All Things WikiLeaks

Wow. If you haven’t been following this story, it has huge implications and ramifications on privacy, government power, and freedom of the press.

It’s gotten to be like a total movie.  Assange has been arrested without bail and is currently incarcerated in England; meanwhile, hacker supporters of WikiLeaks have literally taken down – at least partially – the websites of Visa and MasterCard and PayPal for their actions — which was caving to government pressure to stop supporting donations to WikiLeaks.  I’m finding this whole thing fascinating and can’t wait to read up more on it.  Conspiracy theorists must be having a field day with this.

Wild to see how this man’s crusade against government secrecy will probably, in the short-term at least, end up causing even less transparency and possibly even more restrictions of freedoms in America.  Will be very interesting to see how this all plays out.

Fiscal Austerity

Britain’s moved much more quickly on making the harsh decisions required to balance their budget that America keeps putting off: cutting spending.  People love the idea of cutting spending so long as it’s not the programs that they like or from which they reap benefits.

Students rioted in London today in response to the government’s decision to raise tuition fees threefold. I can’t say that I support their methods whatsoever — violence isn’t the answer — but, as a former student who is still paying off my thousands and thousands in loans, I can understand the frustration and anger.  Especially if I were against the policies that had been part of the reason why my country was in such fiscal disarray, I’d find it downright unacceptable to bear the brunt of the burden of paying it off.

It’s not like not going to college is much of an option these days.
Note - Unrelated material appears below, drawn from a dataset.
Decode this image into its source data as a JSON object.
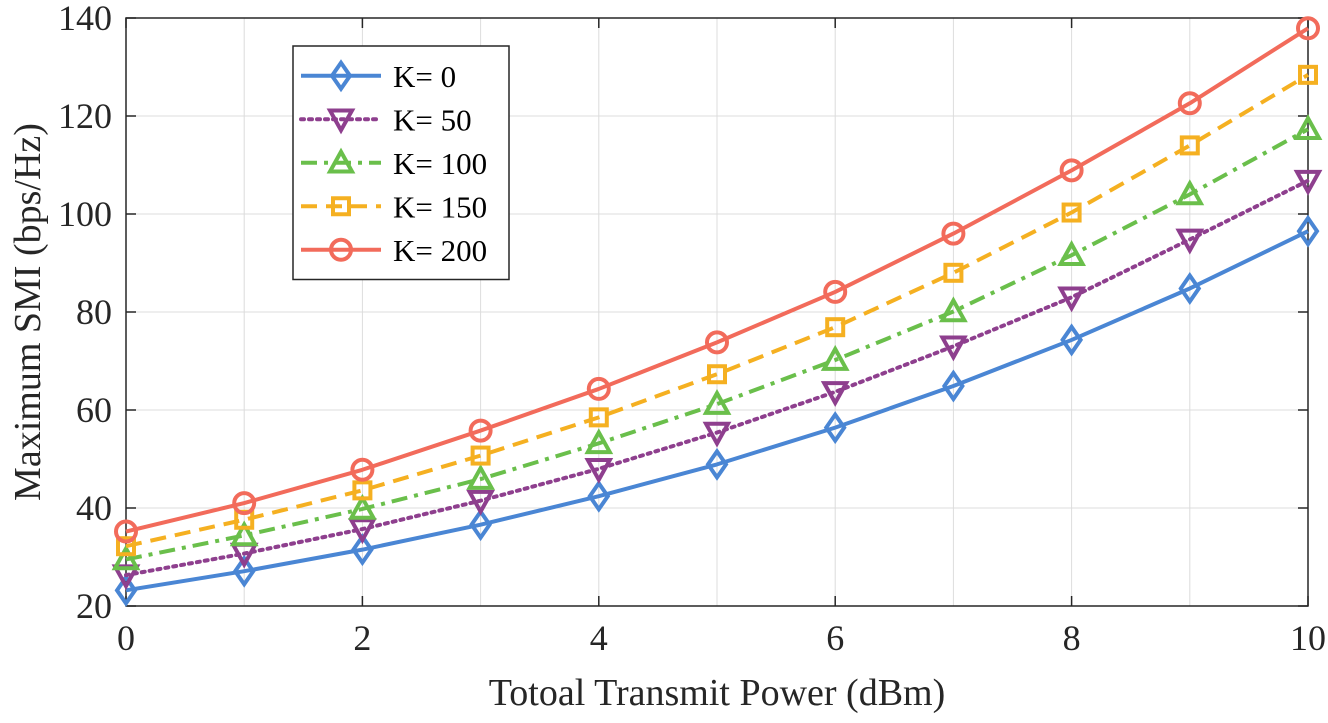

Taking a look at the current unemployment rates here in the States, the less-educated are the ones who are mainly out of work, not college graduates.  So by raising tuition, it’s basically saying that it costs that much more to be an active, productive member of society.  They have the right to be angry, even if their tuition rates are still relatively affordable compared to those here in America.  It’s not like the cost of living ever truly goes down.  And it’s not like wages really go up in concert with those costs.  Hence: rioting.

Westboro Baptist Church

The lovely folks down in Florida have decided to protest the late Elizabeth Edwards’ funeral with their traditional fare of “Thank God for Breast Cancer” and “God Hates Fags” posters and chants.  To understand this mentality is to be mentally ill.  There’s truly no other explanation for the kind of misguided hate that these people ooze consistently, aiming their extreme judgment on people in their time of deepest sorrow.  I pity them because they must be some of the most damaged souls out there, battling such horrific demons of their own that they need to project that darkness onto those they’ve never even met in most cases.

The free speech battle will continue, I’m sure.  I’ve said before my thoughts on it.  If we can restrict when and how people can shout the word “FIRE!” then it doesn’t seem to me a stretch to disallow protests at anyone’s funeral.  Although, perhaps I’m being overly protective on this one.  Maybe it’s a necessary evil to protect all of our free speech and right to assembly.

Conclusion

Doing these bite-sized views of multiple stories in one blog is not nearly as time-saving as I imagined it would be.  I just end up riffing too long on each subject that it gets to be rather lengthy accidentally.  For those of you still reading this, thanks for sticking around.